A walk with Death reminds me it could end at anytime. But if all goes well I might have another 28 good summers left. What kind of fun would I like to have between now and then? I don’t want to get married again. I’d rather my children leave the house in a timely fashion. I should like to move to Stockholm or Copenhagen if I can swing it.

Ingredients for a Good Life

In order to kick it up a notch I think I should:

- Introduce more bad behaviour.

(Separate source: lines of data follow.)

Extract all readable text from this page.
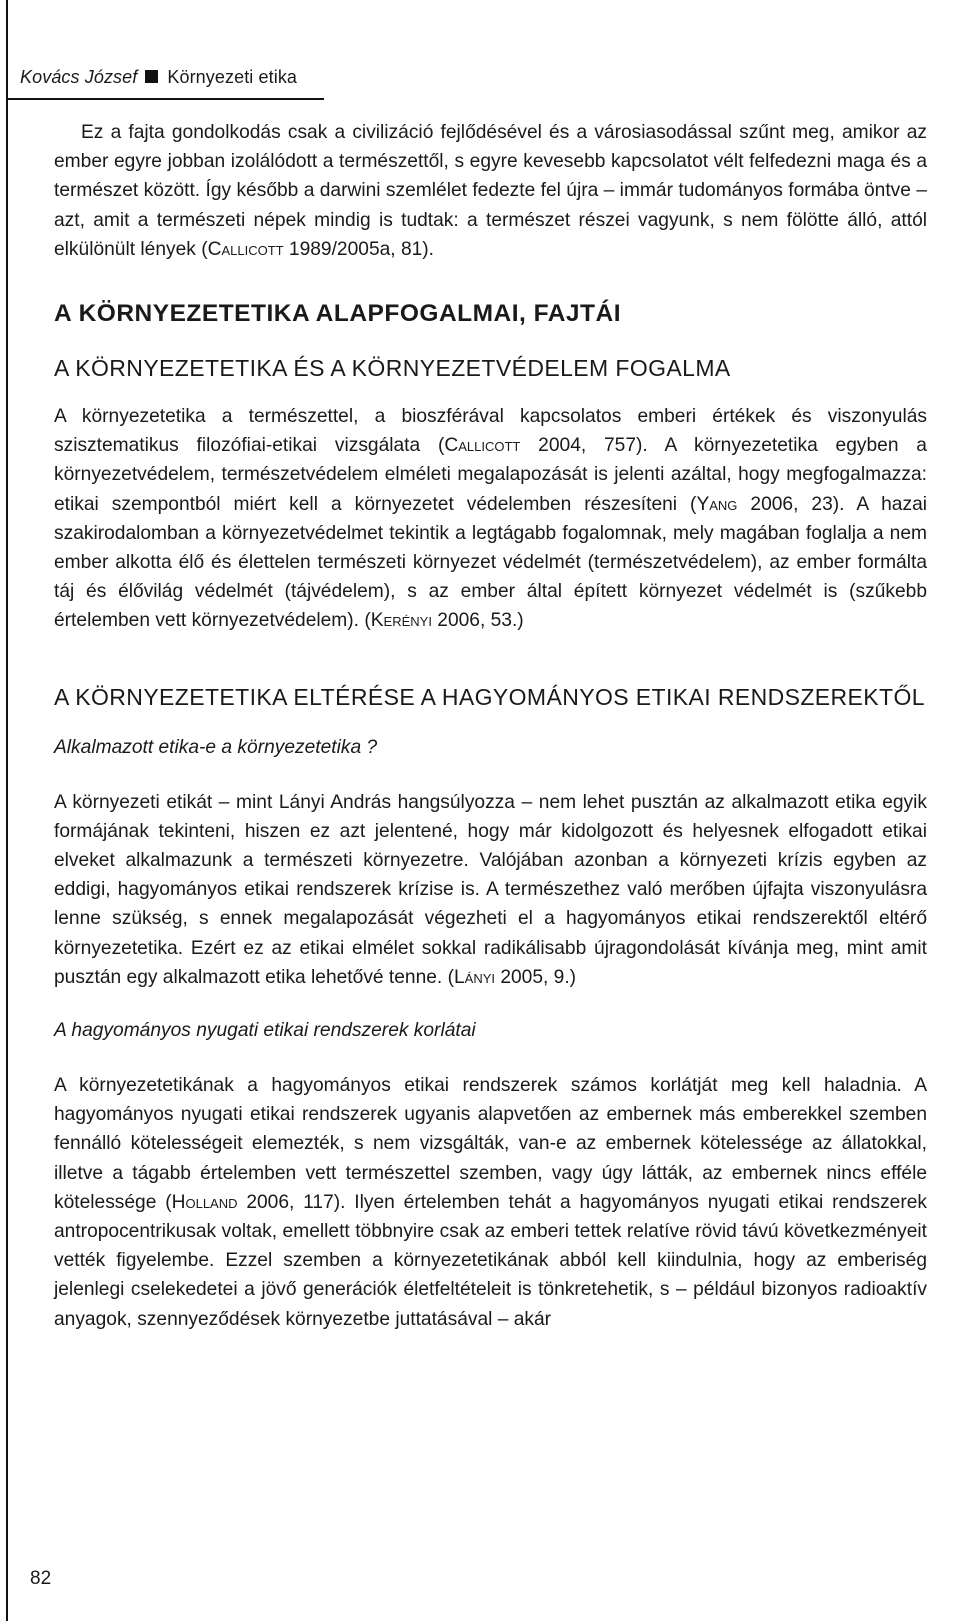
Kovács József Környezeti etika

Ez a fajta gondolkodás csak a civilizáció fejlődésével és a városiasodással szűnt meg, amikor az ember egyre jobban izolálódott a természettől, s egyre kevesebb kapcsolatot vélt felfedezni maga és a természet között. Így később a darwini szemlélet fedezte fel újra – immár tudományos formába öntve – azt, amit a természeti népek mindig is tudtak: a természet részei vagyunk, s nem fölötte álló, attól elkülönült lények (Callicott 1989/2005a, 81).

A KÖRNYEZETETIKA ALAPFOGALMAI, FAJTÁI
A KÖRNYEZETETIKA ÉS A KÖRNYEZETVÉDELEM FOGALMA

A környezetetika a természettel, a bioszférával kapcsolatos emberi értékek és viszonyulás szisztematikus filozófiai-etikai vizsgálata (Callicott 2004, 757). A környezetetika egyben a környezetvédelem, természetvédelem elméleti megalapozását is jelenti azáltal, hogy megfogalmazza: etikai szempontból miért kell a környezetet védelemben részesíteni (Yang 2006, 23). A hazai szakirodalomban a környezetvédelmet tekintik a legtágabb fogalomnak, mely magában foglalja a nem ember alkotta élő és élettelen természeti környezet védelmét (természetvédelem), az ember formálta táj és élővilág védelmét (tájvédelem), s az ember által épített környezet védelmét is (szűkebb értelemben vett környezetvédelem). (Kerényi 2006, 53.)

A KÖRNYEZETETIKA ELTÉRÉSE A HAGYOMÁNYOS ETIKAI RENDSZEREKTŐL
Alkalmazott etika-e a környezetetika ?

A környezeti etikát – mint Lányi András hangsúlyozza – nem lehet pusztán az alkalmazott etika egyik formájának tekinteni, hiszen ez azt jelentené, hogy már kidolgozott és helyesnek elfogadott etikai elveket alkalmazunk a természeti környezetre. Valójában azonban a környezeti krízis egyben az eddigi, hagyományos etikai rendszerek krízise is. A természethez való merőben újfajta viszonyulásra lenne szükség, s ennek megalapozását végezheti el a hagyományos etikai rendszerektől eltérő környezetetika. Ezért ez az etikai elmélet sokkal radikálisabb újragondolását kívánja meg, mint amit pusztán egy alkalmazott etika lehetővé tenne. (Lányi 2005, 9.)

A hagyományos nyugati etikai rendszerek korlátai

A környezetetikának a hagyományos etikai rendszerek számos korlátját meg kell haladnia. A hagyományos nyugati etikai rendszerek ugyanis alapvetően az embernek más emberekkel szemben fennálló kötelességeit elemezték, s nem vizsgálták, van-e az embernek kötelessége az állatokkal, illetve a tágabb értelemben vett természettel szemben, vagy úgy látták, az embernek nincs efféle kötelessége (Holland 2006, 117). Ilyen értelemben tehát a hagyományos nyugati etikai rendszerek antropocentrikusak voltak, emellett többnyire csak az emberi tettek relatíve rövid távú következményeit vették figyelembe. Ezzel szemben a környezetetikának abból kell kiindulnia, hogy az emberiség jelenlegi cselekedetei a jövő generációk életfeltételeit is tönkretehetik, s – például bizonyos radioaktív anyagok, szennyeződések környezetbe juttatásával – akár

82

Truancy, day-drinking, dogging.

- More pranks. I’ve recently bought a fart machine. I’m on the hunt for googly-eye glasses.

- Risk-taking: Get back into stand-up, start doing drugs again or go to a sex club.

- Self-publish all these books I’ve written. Stop waiting around for someone else to give me the go-ahead.

- Make shows, onstage and in front of the camera with fellow creatives. That’s what it means to be an actor. An actor is not someone that waits around by the phone.

- Get a Maine Coon. But only after Nala is dead. Well dead. I need a break.   

And include my children in as much of this stuff as possible (minus the sex stuff obviously). Show them how to live a life in the face of a horrifying inevitability that is hard to talk about. Besides, it’s not really death that is so bad as much as it is the prospect of dying, all this anticipation of how it may or may not go. And what of suffering? What of pain or forgetting who you are or who anyone else is? No, I’d rather walk with Death than walk with dementia if given the choice.

Death doesn’t sound so bad in the face of losing your marbles. When I’m really old will I look back and think, I’m so glad I played it safe. Or will I be able to honestly say I tried it all. Success doesn’t matter. Nor will it ever come if not for trying. And the only failure is to fail in making the attempt in the first place.

We try, try, try and then we die. Until then, the man with the scythe is a gentle reminder to care for the one thing that is yours and yours alone: a life.